Records repeat also, useragent (1 example) is aways sent regardless of struct, unstruct, pageview, ping. The storage of this is fine but its the processing to get it to SnowFlake that has the main cost. I’ve asked about this before but this won’t change anytime soon.

My thoughts around removing thrift was to cut one of the streams and do something else with the enricher. Or if Snowplow themselves had considered lessening the number of required Kinesis streams in v3.0 or beyond?

My main struggle ultimately is cost as the implementation is straightforward. If I can reduce the number of streams, aggregate like with X, Y offset, I’m going to need to do.

Hey @kfitzpatrick,

To give you a bit of context, the principle design priorities around the product that are relevant to this discussion are completeness and reliability.

A kinesis stream between the collector and enricher, for example, ensure that the collector is self-contained, and there is minimal risk of data loss as long as the collector is up. In this respect, where there’s a trade-off between cost and reliability, the design favours reliability.

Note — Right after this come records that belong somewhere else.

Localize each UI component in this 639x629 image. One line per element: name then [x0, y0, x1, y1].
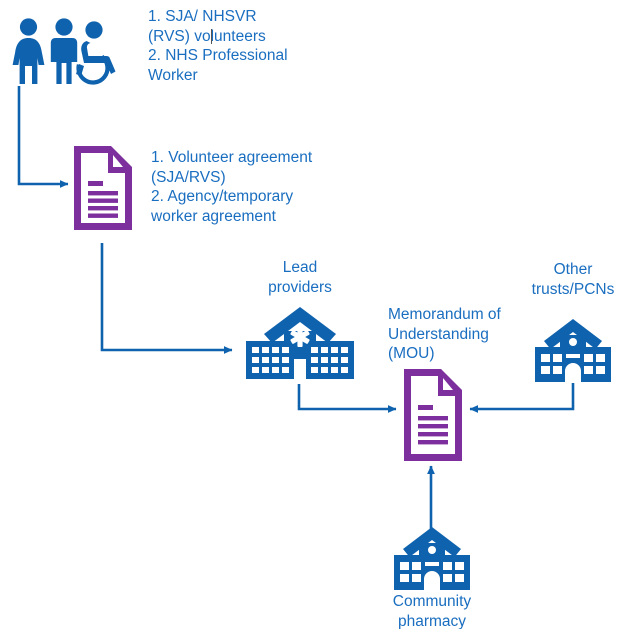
- lead-providers-label: Lead providers: [268, 259, 332, 296]
- node-lead-providers: [244, 305, 356, 385]
- node-people: [10, 16, 116, 86]
- building-icon: [535, 319, 611, 382]
- community-pharmacy-label: Community pharmacy: [392, 593, 472, 629]
- connector-agreement-to-lead-providers: [100, 243, 233, 354]
- people-group-icon: [12, 18, 116, 85]
- node-agreement-document: [70, 142, 136, 234]
- people-label: 1. SJA/ NHSVR (RVS) volunteers 2. NHS Pr…: [148, 8, 288, 84]
- other-trusts-label: Other trusts/PCNs: [531, 261, 615, 298]
- node-community-pharmacy: [389, 525, 475, 592]
- diagram-canvas: 1. SJA/ NHSVR (RVS) volunteers 2. NHS Pr…: [0, 0, 639, 629]
- mou-document-label: Memorandum of Understanding (MOU): [388, 306, 501, 362]
- node-mou-document: [400, 365, 466, 465]
- hospital-icon: [246, 307, 354, 379]
- connector-other-trusts-to-mou: [469, 383, 575, 413]
- connector-people-to-agreement: [17, 86, 69, 188]
- agreement-document-label: 1. Volunteer agreement (SJA/RVS) 2. Agen…: [151, 149, 313, 225]
- node-other-trusts: [530, 317, 616, 384]
- text-cursor-artifact: [211, 29, 212, 44]
- document-icon: [74, 146, 132, 230]
- document-icon: [404, 369, 462, 461]
- connector-lead-providers-to-mou: [297, 384, 397, 413]
- building-icon: [394, 527, 470, 590]
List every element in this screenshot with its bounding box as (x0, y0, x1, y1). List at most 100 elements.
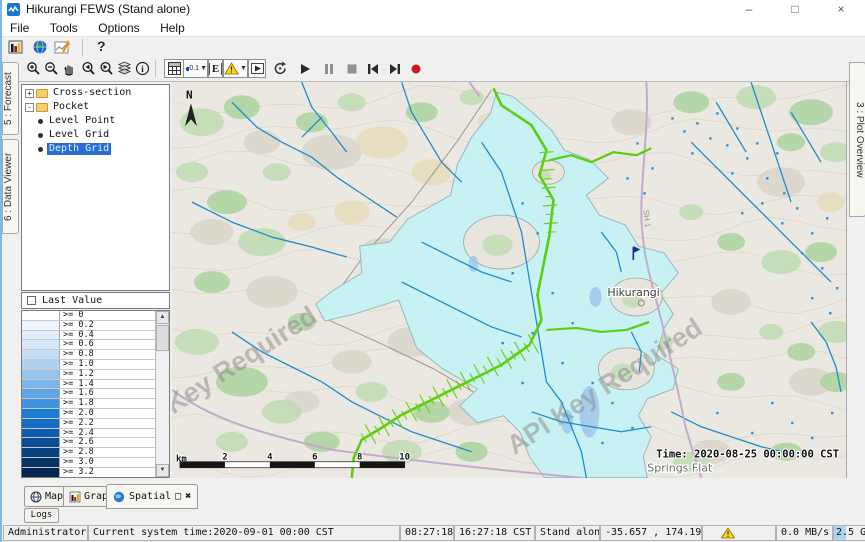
legend-color-swatch (22, 380, 60, 389)
menu-tools[interactable]: Tools (42, 20, 86, 35)
layers-icon[interactable] (117, 61, 132, 76)
scroll-down-icon[interactable]: ▼ (156, 464, 169, 477)
svg-text:6: 6 (312, 453, 317, 463)
folder-icon (36, 103, 48, 112)
legend-row-label: >= 3.0 (60, 458, 155, 467)
record-icon[interactable] (410, 62, 425, 77)
svg-text:2: 2 (222, 453, 227, 463)
tree-item-label[interactable]: Level Grid (47, 129, 111, 141)
status-bar: Administrator Current system time:2020-0… (2, 524, 865, 542)
tab-restore-icon[interactable]: □ (175, 491, 181, 502)
tree-item-cross-section[interactable]: + Cross-section (22, 87, 169, 99)
zoom-in-icon[interactable] (26, 61, 41, 76)
legend-color-swatch (22, 458, 60, 467)
info-icon[interactable]: i (135, 61, 150, 76)
database-chart-icon[interactable] (8, 39, 24, 55)
tree-item-label[interactable]: Cross-section (51, 87, 133, 99)
logs-button[interactable]: Logs (24, 508, 59, 523)
last-value-checkbox[interactable] (27, 296, 36, 305)
tree-item-level-grid[interactable]: Level Grid (22, 129, 169, 141)
legend-row-label: >= 2.4 (60, 429, 155, 438)
scroll-up-icon[interactable]: ▲ (156, 311, 169, 324)
legend-row-label: >= 1.4 (60, 380, 155, 389)
svg-text:!: ! (230, 66, 233, 75)
legend-row-label: >= 1.8 (60, 399, 155, 408)
svg-text:!: ! (726, 530, 731, 539)
tab-spatial[interactable]: Spatial □ ✖ (106, 484, 198, 509)
tree-item-pocket[interactable]: - Pocket (22, 101, 169, 113)
reload-icon[interactable] (272, 60, 287, 75)
map-globe-icon (30, 491, 42, 503)
legend-color-swatch (22, 438, 60, 447)
animation-export-icon[interactable] (248, 59, 266, 78)
tree-item-level-point[interactable]: Level Point (22, 115, 169, 127)
maximize-button[interactable]: □ (778, 0, 812, 19)
status-memory: 2.5 GB (833, 525, 865, 541)
spatial-display-icon[interactable] (54, 39, 70, 55)
contour-label-icon[interactable]: 0.1▼ (183, 59, 208, 78)
tab-close-icon[interactable]: ✖ (185, 491, 191, 502)
app-logo-icon (7, 3, 20, 16)
stop-icon[interactable] (346, 62, 361, 77)
legend-row[interactable]: >= 3.2 (22, 468, 155, 478)
node-bullet-icon (38, 133, 43, 138)
status-coordinates: -35.657 , 174.199 (600, 525, 702, 541)
menu-file[interactable]: File (2, 20, 37, 35)
zoom-out-icon[interactable] (44, 61, 59, 76)
legend-row-label: >= 3.2 (60, 468, 155, 477)
warning-threshold-icon[interactable]: !▼ (223, 59, 248, 78)
skip-start-icon[interactable] (366, 62, 381, 77)
legend-color-swatch (22, 448, 60, 457)
globe-icon[interactable] (32, 39, 48, 55)
tab-data-viewer[interactable]: 6 : Data Viewer (2, 139, 19, 234)
legend-icon[interactable]: E (208, 59, 223, 78)
pan-hand-icon[interactable] (62, 61, 77, 76)
legend-color-swatch (22, 360, 60, 369)
status-gmt-time: 08:27:18 GMT (400, 525, 454, 541)
tree-item-depth-grid[interactable]: Depth Grid (22, 143, 169, 155)
status-user: Administrator (3, 525, 88, 541)
node-bullet-icon (38, 119, 43, 124)
svg-text:Time: 2020-08-25 00:00:00 CST: Time: 2020-08-25 00:00:00 CST (656, 449, 839, 461)
legend-row-label: >= 0.8 (60, 350, 155, 359)
svg-text:4: 4 (267, 453, 272, 463)
legend-color-swatch (22, 331, 60, 340)
last-value-label: Last Value (42, 295, 102, 306)
layer-tree: + Cross-section - Pocket Level Point Level Gr… (21, 84, 170, 291)
warning-icon: ! (721, 527, 735, 539)
legend-color-swatch (22, 429, 60, 438)
legend-row-label: >= 0.6 (60, 340, 155, 349)
tree-item-label[interactable]: Level Point (47, 115, 117, 127)
legend-scrollbar[interactable]: ▲ ▼ (155, 311, 169, 477)
status-system-time: Current system time:2020-09-01 00:00 CST (88, 525, 400, 541)
skip-end-icon[interactable] (388, 62, 403, 77)
tab-forecast[interactable]: 5 : Forecast (2, 62, 19, 135)
minimize-button[interactable]: – (732, 0, 766, 19)
zoom-previous-icon[interactable] (81, 61, 96, 76)
last-value-panel: Last Value (21, 292, 170, 309)
zoom-next-icon[interactable] (99, 61, 114, 76)
tree-item-label[interactable]: Pocket (51, 101, 91, 113)
menu-options[interactable]: Options (90, 20, 147, 35)
tree-toggle-icon[interactable]: - (25, 103, 34, 112)
map-canvas[interactable]: API Key RequiredAPI Key RequiredSH 1Hiku… (172, 82, 847, 478)
scroll-thumb[interactable] (156, 325, 169, 351)
tree-item-label[interactable]: Depth Grid (47, 143, 111, 155)
tab-plot-overview[interactable]: 3 : Plot Overview (849, 62, 865, 217)
legend-color-swatch (22, 409, 60, 418)
close-button[interactable]: × (824, 0, 858, 19)
node-bullet-icon (38, 147, 43, 152)
title-bar: Hikurangi FEWS (Stand alone) – □ × (2, 0, 865, 19)
tree-toggle-icon[interactable]: + (25, 89, 34, 98)
folder-icon (36, 89, 48, 98)
play-icon[interactable] (299, 62, 314, 77)
status-warning-segment[interactable]: ! (702, 525, 776, 541)
menu-bar: File Tools Options Help (2, 19, 865, 37)
grid-icon[interactable] (164, 59, 184, 78)
menu-help[interactable]: Help (152, 20, 193, 35)
help-icon[interactable]: ? (97, 38, 106, 54)
legend-row-label: >= 2.6 (60, 438, 155, 447)
legend-color-swatch (22, 468, 60, 477)
svg-text:10: 10 (399, 453, 410, 463)
pause-icon[interactable] (323, 62, 338, 77)
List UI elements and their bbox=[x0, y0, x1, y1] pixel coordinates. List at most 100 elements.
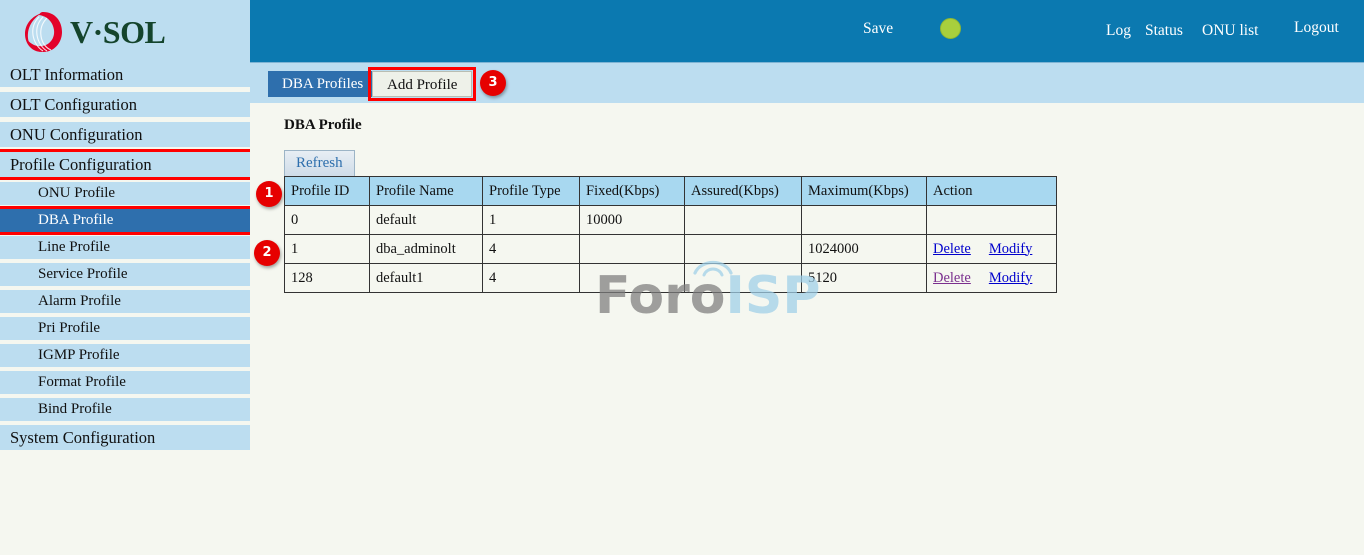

Within that design, we do optimise to keep cost down in terms of operations. For the pipelines we run as part of the Snowplow Insights product (for those unfamiliar - we run the infrastructure in the customer’s cloud), we have proprietary tech that we’ve built to manage scaling kinesis (and other components), so we don’t always have to over-provision resources.

Having said all that, in our experience even with that cost trade-off, the cost to run doesn’t normally land on a very high number. There’s a minimum provisioning which means that below a certain volume it’s expensive per-event - 2-300k events is just below that minimum scale. Just doing some back of the envelope maths, I would expect kinesis costs to fall somewhere near the hundred dollar mark, for 4 kinesis streams, (2 bad, 1 good, 1 raw). There is scope to bring this down if you choose retention periods of less than 7 days (which generally is well above how long you’d realistically need to ensure ‘safe’ recovery from issues - especially if you have s3 sinks).

I believe the GCP pipeline can work out as cheaper to run than AWS at lower volumes, because PubSub is natively flexible, so that minimum provisioning/over-provisioning problem disappears. I’m risking spending a lot of time on this comment, so forgive me for not pulling the numbers on that one. :slight_smile:

Apologies for the essay. We have had a lot of recent activity on discourse and across other forums from people who are just getting started with Snowplow so I’m conscious of an audience that may not have all the context.

TL;DR: The direct answer to your question is that no, we don’t plan on changing the design to reduce the number of kinesis streams. But we do actively work to reduce cost to run on an ongoing basis where possible.

I hope that’s helpful. :slight_smile:


@Colm Very much so and I appreciate the detailed response.